Thailand’s billionaire Chearavanont family is considering setting up a shrimp farm in the United States, as President Donald Trump’s administration tries to curb America’s reliance on seafood imports.
The agro-industrial arm of the family’s conglomerate, Charoen Pokphand Group, said it’s looking at several potential locations, including Florida, as well as other sites less prone to hurricanes.
“It’s an important project for us,” Prasit Boondoungprasert, chief executive officer of Charoen Pokphand Foods Plc (CPF), said in an interview. “We sent a team to go live there, study the market and the law, and find a suitable location.”
As much as 95% of seafood consumed in the US is imported, leading to a trade shortfall of more than US$16 billion. Commerce Secretary Wilbur Ross has prioritised the expansion of US aquaculture under the Trump administration’s focus on narrowing deficits.
“The US government really wants this to happen because it wants to create local jobs,” Mr Prasit said in his office in Bangkok on Monday.

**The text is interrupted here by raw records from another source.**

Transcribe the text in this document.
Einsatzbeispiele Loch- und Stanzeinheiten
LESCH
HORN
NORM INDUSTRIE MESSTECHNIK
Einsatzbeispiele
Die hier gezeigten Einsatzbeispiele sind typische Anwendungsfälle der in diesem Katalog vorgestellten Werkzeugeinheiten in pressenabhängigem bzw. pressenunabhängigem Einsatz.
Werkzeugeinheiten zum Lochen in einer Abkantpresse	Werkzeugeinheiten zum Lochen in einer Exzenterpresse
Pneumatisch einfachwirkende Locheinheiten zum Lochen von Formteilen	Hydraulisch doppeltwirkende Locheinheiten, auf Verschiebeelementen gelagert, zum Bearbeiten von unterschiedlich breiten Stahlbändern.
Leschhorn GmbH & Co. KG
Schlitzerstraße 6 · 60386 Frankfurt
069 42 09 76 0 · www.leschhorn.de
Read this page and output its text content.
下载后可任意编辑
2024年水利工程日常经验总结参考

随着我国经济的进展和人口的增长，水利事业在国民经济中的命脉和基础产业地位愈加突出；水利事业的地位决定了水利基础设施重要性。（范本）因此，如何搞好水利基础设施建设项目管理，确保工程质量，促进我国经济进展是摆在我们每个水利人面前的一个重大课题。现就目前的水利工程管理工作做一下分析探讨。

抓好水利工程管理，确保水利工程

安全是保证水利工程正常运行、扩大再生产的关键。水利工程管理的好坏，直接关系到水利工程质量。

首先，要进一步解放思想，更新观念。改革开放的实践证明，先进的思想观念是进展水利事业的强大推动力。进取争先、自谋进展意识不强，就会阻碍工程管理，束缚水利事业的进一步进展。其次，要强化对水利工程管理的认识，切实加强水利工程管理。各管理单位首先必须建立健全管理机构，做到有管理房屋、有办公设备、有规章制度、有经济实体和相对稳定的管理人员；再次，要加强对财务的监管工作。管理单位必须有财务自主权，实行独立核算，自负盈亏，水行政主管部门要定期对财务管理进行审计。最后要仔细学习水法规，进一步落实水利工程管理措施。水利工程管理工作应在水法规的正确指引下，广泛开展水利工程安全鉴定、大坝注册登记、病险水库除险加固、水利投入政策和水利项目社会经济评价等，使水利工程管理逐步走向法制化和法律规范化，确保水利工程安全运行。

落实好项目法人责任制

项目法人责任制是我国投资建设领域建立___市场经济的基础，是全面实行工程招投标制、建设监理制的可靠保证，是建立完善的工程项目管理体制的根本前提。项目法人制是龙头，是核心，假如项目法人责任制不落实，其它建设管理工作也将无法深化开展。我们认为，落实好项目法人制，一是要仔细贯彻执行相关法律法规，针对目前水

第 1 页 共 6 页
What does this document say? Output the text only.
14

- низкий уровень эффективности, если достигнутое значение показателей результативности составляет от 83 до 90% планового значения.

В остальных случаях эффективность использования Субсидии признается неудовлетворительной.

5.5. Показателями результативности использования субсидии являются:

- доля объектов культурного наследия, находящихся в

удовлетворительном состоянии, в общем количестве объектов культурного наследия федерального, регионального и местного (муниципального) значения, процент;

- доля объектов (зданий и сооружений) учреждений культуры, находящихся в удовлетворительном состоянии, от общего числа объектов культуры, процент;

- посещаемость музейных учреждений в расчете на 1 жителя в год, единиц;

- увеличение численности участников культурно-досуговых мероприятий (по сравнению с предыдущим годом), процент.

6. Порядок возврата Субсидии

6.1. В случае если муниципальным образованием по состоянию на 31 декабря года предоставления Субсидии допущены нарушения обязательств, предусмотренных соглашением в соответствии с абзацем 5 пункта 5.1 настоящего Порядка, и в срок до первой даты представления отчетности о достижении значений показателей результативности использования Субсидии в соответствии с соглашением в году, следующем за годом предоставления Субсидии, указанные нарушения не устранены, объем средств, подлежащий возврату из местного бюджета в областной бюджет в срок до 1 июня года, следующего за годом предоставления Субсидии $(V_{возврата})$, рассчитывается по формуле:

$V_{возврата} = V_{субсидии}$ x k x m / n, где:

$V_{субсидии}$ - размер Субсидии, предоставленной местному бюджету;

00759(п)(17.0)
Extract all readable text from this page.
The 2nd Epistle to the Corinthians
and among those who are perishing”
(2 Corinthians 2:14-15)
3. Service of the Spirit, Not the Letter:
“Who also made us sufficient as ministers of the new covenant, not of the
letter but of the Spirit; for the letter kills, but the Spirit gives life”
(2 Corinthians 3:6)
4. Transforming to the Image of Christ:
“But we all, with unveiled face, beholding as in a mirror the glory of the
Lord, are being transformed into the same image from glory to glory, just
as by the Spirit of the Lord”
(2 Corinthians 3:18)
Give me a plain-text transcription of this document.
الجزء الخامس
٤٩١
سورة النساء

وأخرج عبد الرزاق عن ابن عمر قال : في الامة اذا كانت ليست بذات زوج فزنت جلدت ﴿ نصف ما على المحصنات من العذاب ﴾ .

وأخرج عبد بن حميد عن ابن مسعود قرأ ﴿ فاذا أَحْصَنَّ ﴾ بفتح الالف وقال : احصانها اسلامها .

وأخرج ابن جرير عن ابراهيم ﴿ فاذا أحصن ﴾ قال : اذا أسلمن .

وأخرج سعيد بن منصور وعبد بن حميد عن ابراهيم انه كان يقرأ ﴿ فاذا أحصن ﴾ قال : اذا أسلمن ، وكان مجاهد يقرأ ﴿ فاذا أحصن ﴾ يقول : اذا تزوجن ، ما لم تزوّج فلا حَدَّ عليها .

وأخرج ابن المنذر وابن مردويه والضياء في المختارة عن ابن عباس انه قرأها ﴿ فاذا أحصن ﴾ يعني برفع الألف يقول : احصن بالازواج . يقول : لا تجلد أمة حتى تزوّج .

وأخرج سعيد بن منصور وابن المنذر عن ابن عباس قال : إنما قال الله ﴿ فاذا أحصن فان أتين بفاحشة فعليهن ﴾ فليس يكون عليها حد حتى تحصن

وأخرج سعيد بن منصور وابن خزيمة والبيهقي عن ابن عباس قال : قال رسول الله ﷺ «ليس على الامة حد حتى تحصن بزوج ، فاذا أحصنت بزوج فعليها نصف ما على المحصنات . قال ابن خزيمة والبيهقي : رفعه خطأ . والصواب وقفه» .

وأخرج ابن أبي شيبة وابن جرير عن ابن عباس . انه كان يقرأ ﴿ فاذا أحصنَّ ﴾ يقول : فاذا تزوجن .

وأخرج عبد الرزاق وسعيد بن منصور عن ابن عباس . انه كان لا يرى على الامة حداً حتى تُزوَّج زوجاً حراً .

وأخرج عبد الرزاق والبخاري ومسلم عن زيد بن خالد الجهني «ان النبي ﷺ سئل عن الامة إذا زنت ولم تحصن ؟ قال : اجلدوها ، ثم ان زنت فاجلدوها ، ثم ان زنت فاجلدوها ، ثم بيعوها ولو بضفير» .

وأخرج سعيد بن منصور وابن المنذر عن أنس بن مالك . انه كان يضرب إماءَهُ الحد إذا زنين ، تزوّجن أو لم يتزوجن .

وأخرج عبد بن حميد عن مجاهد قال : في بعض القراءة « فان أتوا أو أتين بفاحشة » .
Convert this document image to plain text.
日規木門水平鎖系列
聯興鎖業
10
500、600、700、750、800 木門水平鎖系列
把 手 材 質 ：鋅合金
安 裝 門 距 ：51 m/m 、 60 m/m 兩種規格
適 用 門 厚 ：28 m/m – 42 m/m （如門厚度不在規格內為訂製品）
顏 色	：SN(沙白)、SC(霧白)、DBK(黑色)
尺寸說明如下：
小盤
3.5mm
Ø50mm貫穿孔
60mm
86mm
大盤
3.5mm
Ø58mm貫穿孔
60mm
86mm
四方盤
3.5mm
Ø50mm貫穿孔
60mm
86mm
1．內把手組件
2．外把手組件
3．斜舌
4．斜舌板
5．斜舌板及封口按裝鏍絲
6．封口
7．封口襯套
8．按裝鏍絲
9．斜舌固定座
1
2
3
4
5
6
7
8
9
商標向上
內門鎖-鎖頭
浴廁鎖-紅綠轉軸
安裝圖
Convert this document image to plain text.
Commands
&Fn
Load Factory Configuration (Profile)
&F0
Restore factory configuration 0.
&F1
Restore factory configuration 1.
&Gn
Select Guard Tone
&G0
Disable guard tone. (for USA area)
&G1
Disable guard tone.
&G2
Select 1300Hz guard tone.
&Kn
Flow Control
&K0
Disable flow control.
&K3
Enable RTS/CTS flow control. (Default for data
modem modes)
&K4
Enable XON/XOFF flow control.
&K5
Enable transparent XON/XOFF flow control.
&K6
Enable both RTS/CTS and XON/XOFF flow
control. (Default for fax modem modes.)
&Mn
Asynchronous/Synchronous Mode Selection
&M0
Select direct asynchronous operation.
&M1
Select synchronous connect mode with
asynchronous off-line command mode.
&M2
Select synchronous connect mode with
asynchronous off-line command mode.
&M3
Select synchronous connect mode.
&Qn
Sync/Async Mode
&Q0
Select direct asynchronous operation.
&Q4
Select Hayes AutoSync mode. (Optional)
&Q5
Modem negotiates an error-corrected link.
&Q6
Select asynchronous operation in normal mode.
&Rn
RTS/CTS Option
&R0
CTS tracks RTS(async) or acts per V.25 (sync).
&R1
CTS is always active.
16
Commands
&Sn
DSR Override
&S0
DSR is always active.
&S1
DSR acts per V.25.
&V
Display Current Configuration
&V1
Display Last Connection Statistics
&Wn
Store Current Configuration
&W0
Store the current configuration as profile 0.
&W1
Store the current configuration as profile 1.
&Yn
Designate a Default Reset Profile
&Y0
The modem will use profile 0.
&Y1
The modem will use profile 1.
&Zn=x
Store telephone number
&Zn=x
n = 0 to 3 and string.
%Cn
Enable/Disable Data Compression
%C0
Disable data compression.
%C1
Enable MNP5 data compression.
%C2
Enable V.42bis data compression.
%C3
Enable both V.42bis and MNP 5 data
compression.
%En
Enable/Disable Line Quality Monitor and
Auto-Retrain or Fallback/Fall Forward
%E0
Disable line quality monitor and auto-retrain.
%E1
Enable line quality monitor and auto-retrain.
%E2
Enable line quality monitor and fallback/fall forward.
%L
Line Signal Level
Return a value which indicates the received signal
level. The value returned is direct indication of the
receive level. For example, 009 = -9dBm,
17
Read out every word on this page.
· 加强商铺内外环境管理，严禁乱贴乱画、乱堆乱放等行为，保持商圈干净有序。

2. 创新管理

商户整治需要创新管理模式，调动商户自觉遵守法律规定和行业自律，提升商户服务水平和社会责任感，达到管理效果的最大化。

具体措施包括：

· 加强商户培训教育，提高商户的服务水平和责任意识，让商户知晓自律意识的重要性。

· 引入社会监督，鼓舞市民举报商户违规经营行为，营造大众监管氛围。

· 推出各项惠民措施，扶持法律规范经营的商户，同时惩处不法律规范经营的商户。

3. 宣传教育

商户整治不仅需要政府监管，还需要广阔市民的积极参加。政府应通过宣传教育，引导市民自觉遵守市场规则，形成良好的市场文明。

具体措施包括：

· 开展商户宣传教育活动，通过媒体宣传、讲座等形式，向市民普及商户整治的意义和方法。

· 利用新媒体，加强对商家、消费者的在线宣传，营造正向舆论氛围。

The pilot shrimp farm project could be finalised by 2021, and more expansion may follow, he said.
CPF’s exports range from meat to frozen foods, and shrimp is among its most important categories. Last year, the value of the company’s shrimp exports to the US doubled, Mr Prasit said.
In 2016, CPF acquired Bellisio Foods Inc, maker of Chili’s At Home and Boston Market frozen foods, for about $1.1 billion as a platform to enter the US market.
The Charoen Pokphand Group conglomerate spans food, retail and telecommunications, putting the Chearavanonts among Asia’s richest families with wealth of about $38 billion.